Desperate times birth the new flexi hotel

  • Given that most business has vaporised, hotels are exploring revenue streams that didn’t exist earlier. Will it work?
  • Whether these pivots can help hotels tide over the next 24 months is uncertain. Is the staycation a sustainable trend?How many holidays can India’s middle class afford in a year?

Goutam Das
Updated17 Nov 2020, 01:37 PM IST
Some hotels are trying to reimagine rooms as co-working spaces, and are trying to attract guests who would want to work out of a hotel.
Some hotels are trying to reimagine rooms as co-working spaces, and are trying to attract guests who would want to work out of a hotel.

On a pleasant Sunday afternoon in October, Ravitej Nath stood at the entrance of the cafe at boutique resort Karma Chalets, turning away guests. The resort is an hour’s drive from Delhi. Staycationers, or those who holiday near home, have come visiting with remarkable enthusiasm; the cafe’s 16 tables are buzzing with holiday chatter.

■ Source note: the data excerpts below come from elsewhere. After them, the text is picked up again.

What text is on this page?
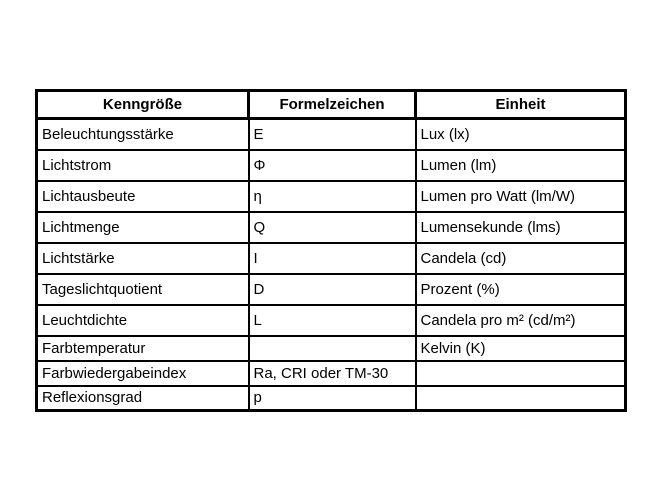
Kenngröße	Formelzeichen	Einheit
Beleuchtungsstärke	E	Lux (lx)
Lichtstrom	Φ	Lumen (lm)
Lichtausbeute	η	Lumen pro Watt (lm/W)
Lichtmenge	Q	Lumensekunde (lms)
Lichtstärke	I	Candela (cd)
Tageslichtquotient	D	Prozent (%)
Leuchtdichte	L	Candela pro m² (cd/m²)
Farbtemperatur		Kelvin (K)
Farbwiedergabeindex	Ra, CRI oder TM-30	
Reflexionsgrad	p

Over the weekends, the resort’s 31 rooms are nearly all booked. The occupancy drops to a third on weekdays. It has been this way since August. When the resort restarted after the lockdown in June, the rooms were discounted. A confident management firmed up prices over the next several weeks. Now, a room can cost 10,000 a night over the weekends.

“We have recruited 13 people since August 15. We declared a bonus for the months of July and August for every employee, right from the gardener to the vice president,” Nath, a director at Karma Chalets said. “However, we still haven’t prepared a budget for the year. We are just going with the flow,” he added.

The resort may seem like an aberration, but it is not. Resorts and branded hotels that are at motorable distances from cities are seeing a huge spike in demand driven by a phenomenon called ‘revenge tourism’. After being locked up for six months, people want to splurge -- in places that are perceived to be safer.

So, WelcomHeritage’s resort in Coorg, Ayatana, about five hours drive from Bengaluru, is running at 80% occupancy. Aurika, Udaipur, a resort by Lemon Tree Hotels, has good demand from denizens of Ahmedabad. Resorts run by The Indian Hotels Company Limited (IHCL) in Rishikesh, Jaipur, Goa, Madh Island (Mumbai), and Lonavala have gained as well.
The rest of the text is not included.